Thursday, Whirlpool (WHR) taught investors two important lessons. The first lesson is that investors should pay careful attention to the most obscure mentions in SEC filings for they could have profound impacts (positive or negative) on future free cash flows, dividends and capital expenditure plans. In this particular instance, consider Whirlpool's announcement that it has settled a two-decade-long Brazilian case for $603.0 million, to be paid from available cash in two installments (3Q11, 1Q12). The risk of the judgment going against the company was duly outlined in the latest 10-K. Theoretically, the all knowing market should have priced in an outcome; however, given the stock's negative reaction the market may have been lulled to sleep by a case that began in 1989.
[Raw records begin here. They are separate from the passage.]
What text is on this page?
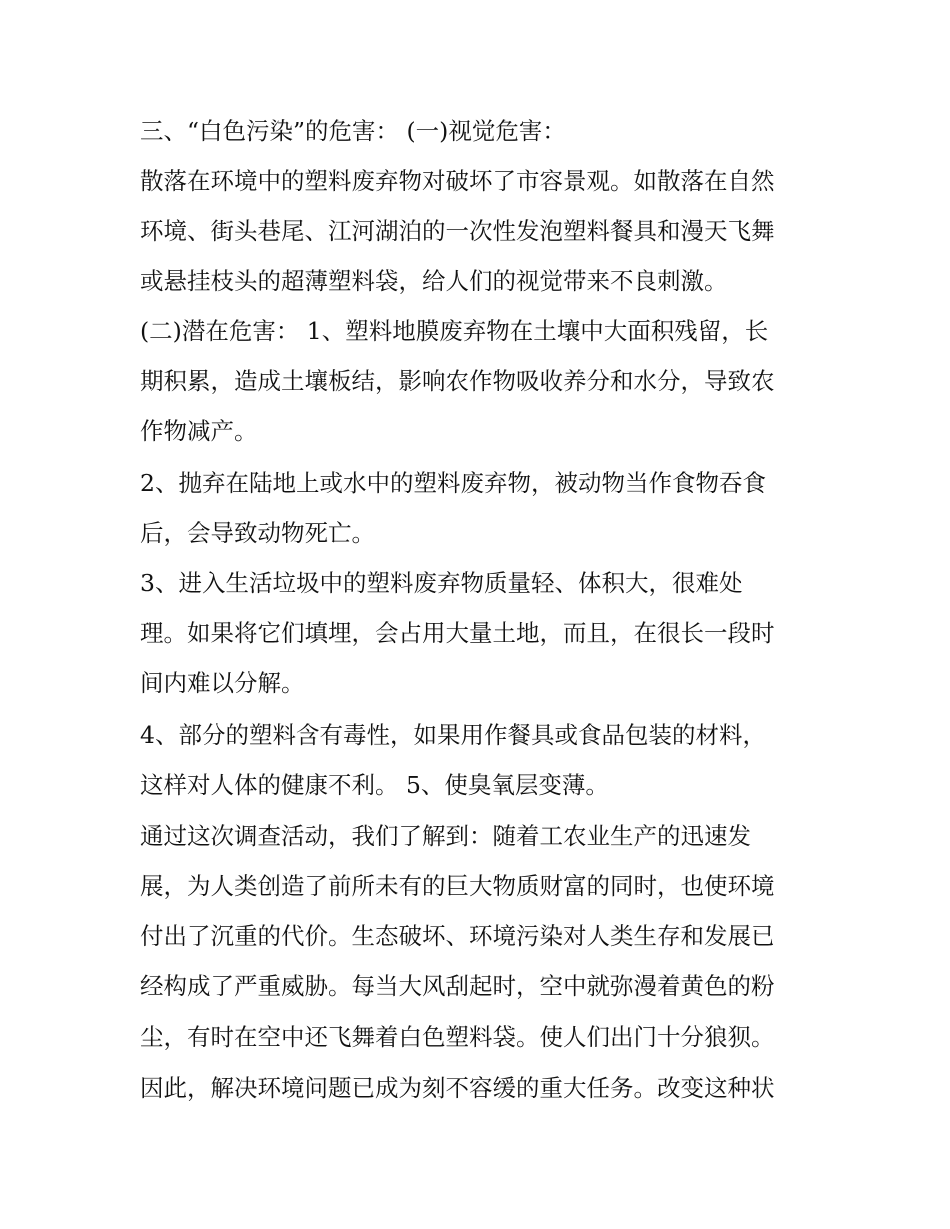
三、“白色污染”的危害： (一)视觉危害：
散落在环境中的塑料废弃物对破坏了市容景观。如散落在自然
环境、街头巷尾、江河湖泊的一次性发泡塑料餐具和漫天飞舞
或悬挂枝头的超薄塑料袋，给人们的视觉带来不良刺激。
(二)潜在危害： 1、塑料地膜废弃物在土壤中大面积残留，长
期积累，造成土壤板结，影响农作物吸收养分和水分，导致农
作物减产。
2、抛弃在陆地上或水中的塑料废弃物，被动物当作食物吞食
后，会导致动物死亡。
3、进入生活垃圾中的塑料废弃物质量轻、体积大，很难处
理。如果将它们填埋，会占用大量土地，而且，在很长一段时
间内难以分解。
4、部分的塑料含有毒性，如果用作餐具或食品包装的材料，
这样对人体的健康不利。 5、使臭氧层变薄。
通过这次调查活动，我们了解到：随着工农业生产的迅速发
展，为人类创造了前所未有的巨大物质财富的同时，也使环境
付出了沉重的代价。生态破坏、环境污染对人类生存和发展已
经构成了严重威胁。每当大风刮起时，空中就弥漫着黄色的粉
尘，有时在空中还飞舞着白色塑料袋。使人们出门十分狼狈。
因此，解决环境问题已成为刻不容缓的重大任务。改变这种状
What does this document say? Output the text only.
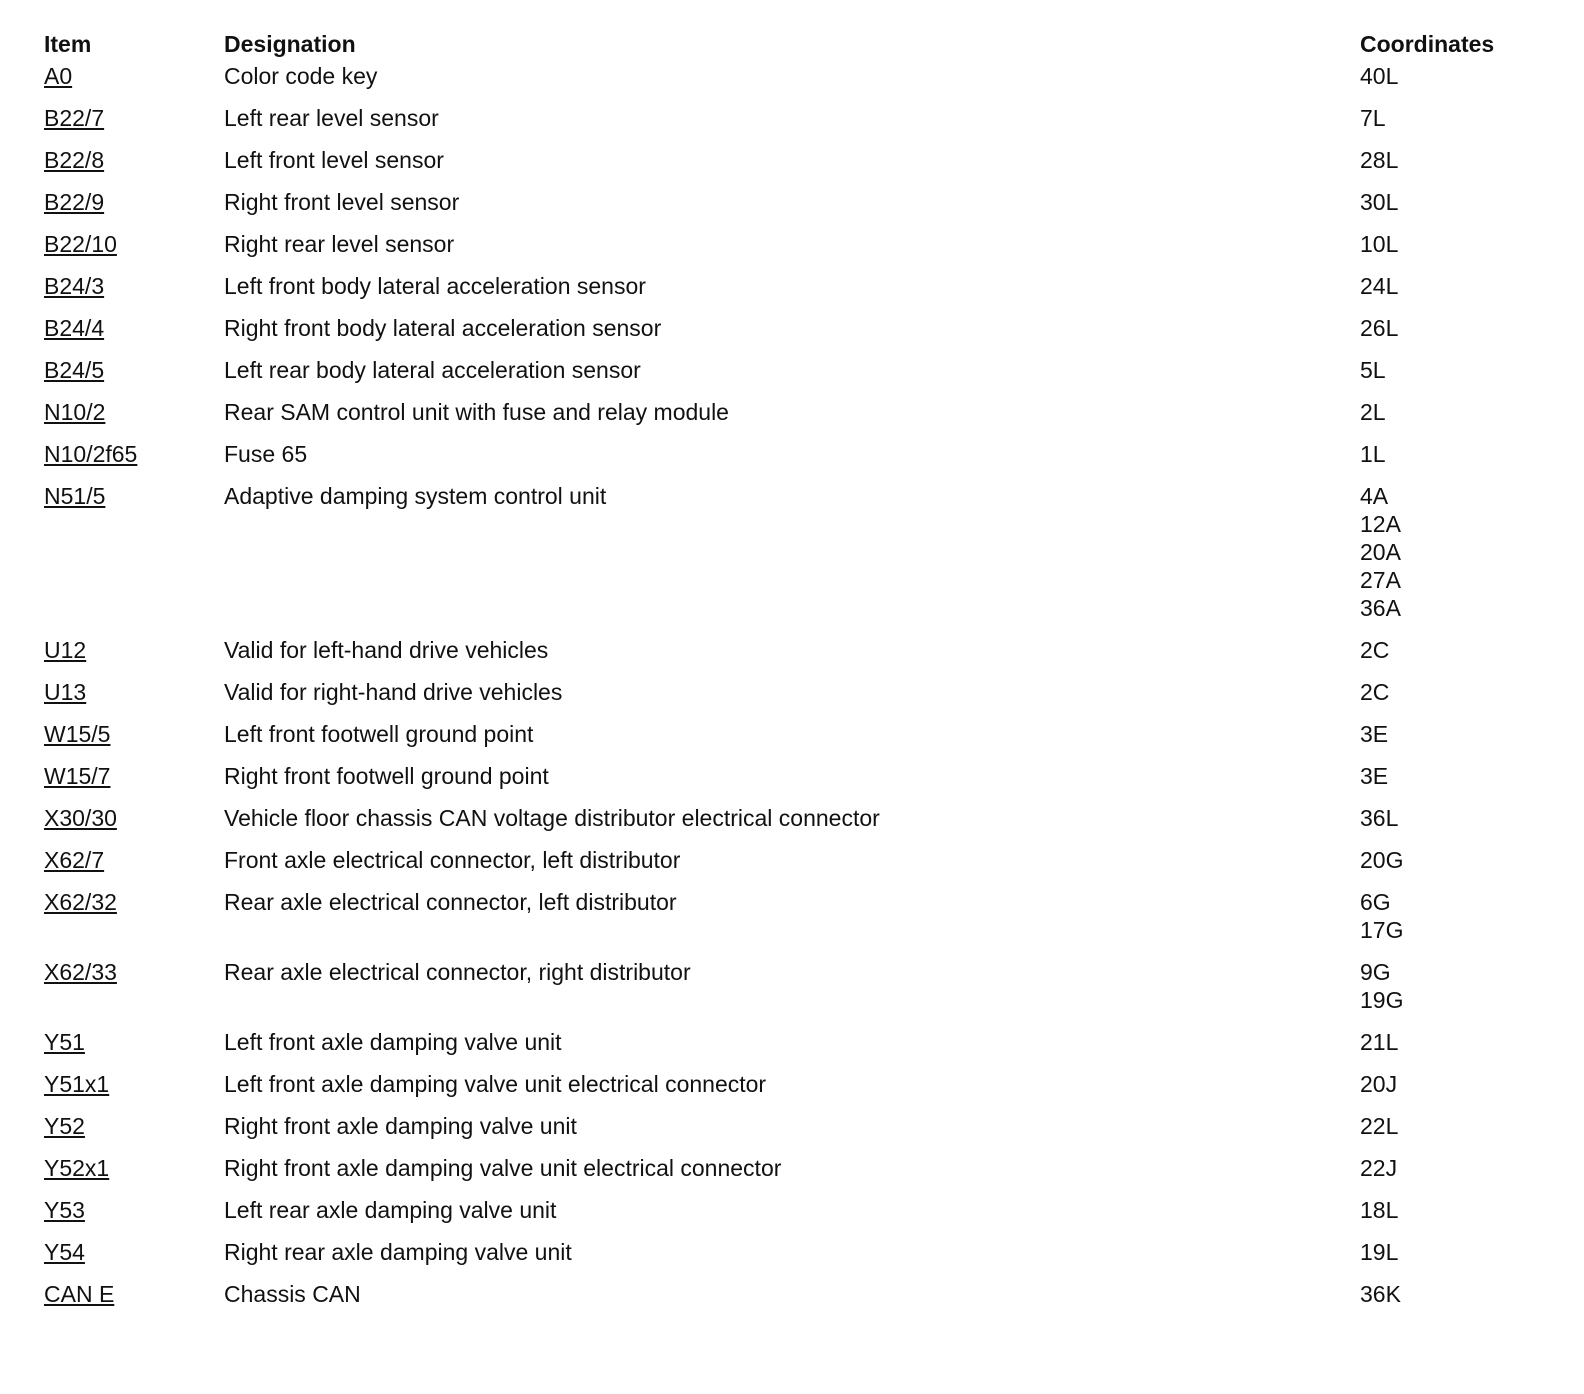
Item	Designation	Coordinates
A0	Color code key	40L

B22/7	Left rear level sensor	7L

B22/8	Left front level sensor	28L

B22/9	Right front level sensor	30L

B22/10	Right rear level sensor	10L

B24/3	Left front body lateral acceleration sensor	24L

B24/4	Right front body lateral acceleration sensor	26L

B24/5	Left rear body lateral acceleration sensor	5L

N10/2	Rear SAM control unit with fuse and relay module	2L

N10/2f65	Fuse 65	1L

N51/5	Adaptive damping system control unit	4A
12A
20A
27A
36A

U12	Valid for left-hand drive vehicles	2C

U13	Valid for right-hand drive vehicles	2C

W15/5	Left front footwell ground point	3E

W15/7	Right front footwell ground point	3E

X30/30	Vehicle floor chassis CAN voltage distributor electrical connector	36L

X62/7	Front axle electrical connector, left distributor	20G

X62/32	Rear axle electrical connector, left distributor	6G
17G

X62/33	Rear axle electrical connector, right distributor	9G
19G

Y51	Left front axle damping valve unit	21L

Y51x1	Left front axle damping valve unit electrical connector	20J

Y52	Right front axle damping valve unit	22L

Y52x1	Right front axle damping valve unit electrical connector	22J

Y53	Left rear axle damping valve unit	18L

Y54	Right rear axle damping valve unit	19L

CAN E	Chassis CAN	36K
Whirlpool, however, knew better than to not disclose a possible range of outcomes; it in fact set aside a $156.0 million reserve for a judgment in this case, but indicated the final amount could be 2x to 7x greater. At 3.8x the reserve, it was at the low end of the outcome range, but surely no small chunk of change. Management had to balance the risk of having to potentially shell out $1.1 billion against paying now in the midst of volatile global sales conditions. We think management made the correct call as $1.1 billion certainly would have triggered an unfortunate set of events that $603.0 million does not, including:

  • Tapping the debt markets, hindering progress on debt reduction in order to restore credit ratings.
  • Alter capital expenditure and dividend plans, major no-nos. Note that Whirlpool is a manufacturer that needs innovation in product and investments in efficiency driving initiatives at its plants, in addition to a strong dividend payout at this point in its lifecycle.
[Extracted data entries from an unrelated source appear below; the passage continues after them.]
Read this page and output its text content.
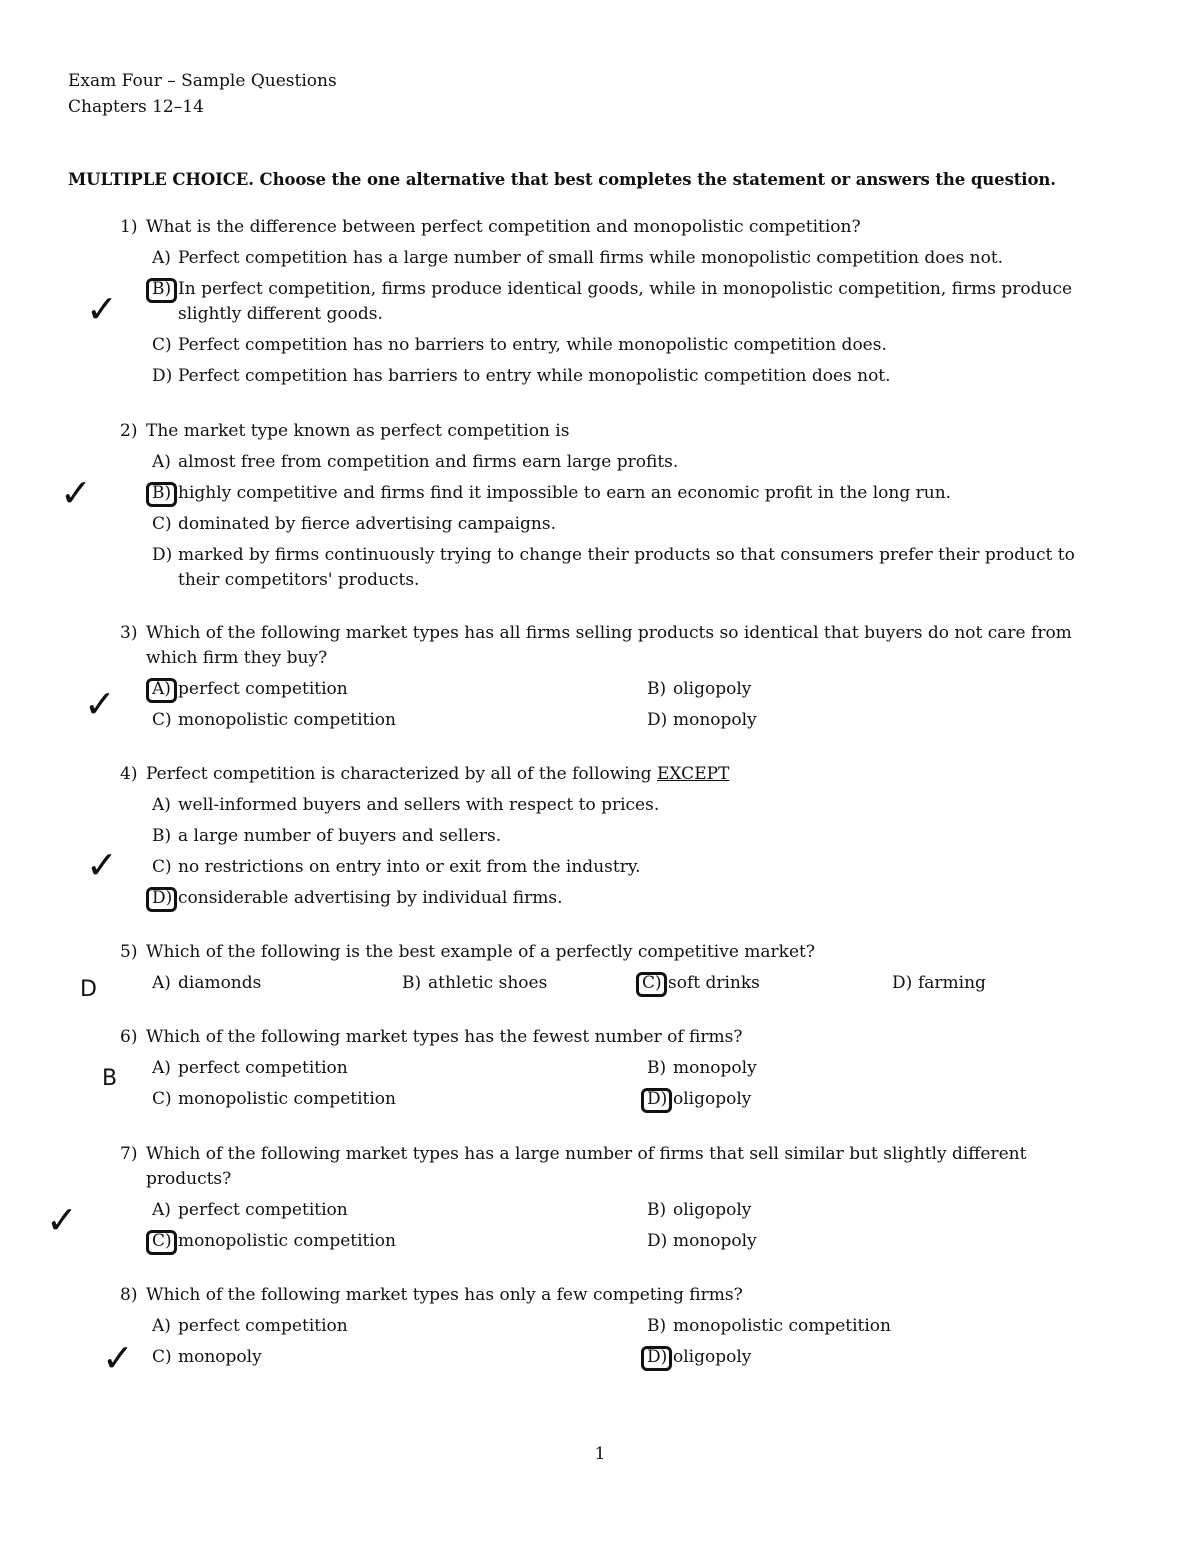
Exam Four – Sample Questions
Chapters 12–14
MULTIPLE CHOICE. Choose the one alternative that best completes the statement or answers the question.
1) What is the difference between perfect competition and monopolistic competition?
A) Perfect competition has a large number of small firms while monopolistic competition does not.
B) In perfect competition, firms produce identical goods, while in monopolistic competition, firms produce slightly different goods.
C) Perfect competition has no barriers to entry, while monopolistic competition does.
D) Perfect competition has barriers to entry while monopolistic competition does not.
2) The market type known as perfect competition is
A) almost free from competition and firms earn large profits.
B) highly competitive and firms find it impossible to earn an economic profit in the long run.
C) dominated by fierce advertising campaigns.
D) marked by firms continuously trying to change their products so that consumers prefer their product to their competitors' products.
3) Which of the following market types has all firms selling products so identical that buyers do not care from which firm they buy?
A) perfect competition	B) oligopoly
C) monopolistic competition	D) monopoly
4) Perfect competition is characterized by all of the following EXCEPT
A) well-informed buyers and sellers with respect to prices.
B) a large number of buyers and sellers.
C) no restrictions on entry into or exit from the industry.
D) considerable advertising by individual firms.
5) Which of the following is the best example of a perfectly competitive market?
A) diamonds	B) athletic shoes	C) soft drinks	D) farming
6) Which of the following market types has the fewest number of firms?
A) perfect competition	B) monopoly
C) monopolistic competition	D) oligopoly
7) Which of the following market types has a large number of firms that sell similar but slightly different products?
A) perfect competition	B) oligopoly
C) monopolistic competition	D) monopoly
8) Which of the following market types has only a few competing firms?
A) perfect competition	B) monopolistic competition
C) monopoly	D) oligopoly
✓
✓
✓
✓
D
B
✓
✓
1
Lesson number two for investors to walk away with is to filter out the one-off items from the core trends being realized by the business. In this regard, we are encouraged that Whirlpool maintained its FY11 EPS and operating cash flow targets excluding the settlement charge despite the mixed reads on U.S. housing and industrial production in key developed and emerging markets since the 1Q11 report back in late April. Whirlpool may very well be confirming Best Buy's (BBY) positive sales result in appliances in its most recent quarter, a factor more of price increases by vendors than volume in our view. Additionally, it would appear that Whirlpool has not experienced a new leg down in Europe (17% of sales), which had been a concern of ours, as well as seeing visibility into cost relief in 2H11 amid the commodities sell-off.

Once again we are drawn back to Whirlpool's valuation. Not only does the stock yield 2.6% (stock price is down 25% in the past 52-weeks and Whirlpool hiked the dividend 16% in April), but it trades on starkly discounted multiples relative to peers and historical absolute norms. Although we do not expect a significant acceleration in earnings growth from Whirlpool this year or next, current consensus estimates fail to capture the growth that is possible for Whirlpool amid a cooling in commodities prices, consistent price increases on new product introductions, and ongoing benefits of curtailing excess capacity since the recession. There is a real possibility that Whirlpool continues to aggressively pursue its dividend policy through the use of strong free cash flow generation to bolster the attractiveness of an already undervalued stock.

Above all else, for Whirlpool's leadership position in the appliance industry globally and high barriers to entry, the market should be assigning the stock a richer multiple, notwithstanding the aforementioned inputs to our analysis.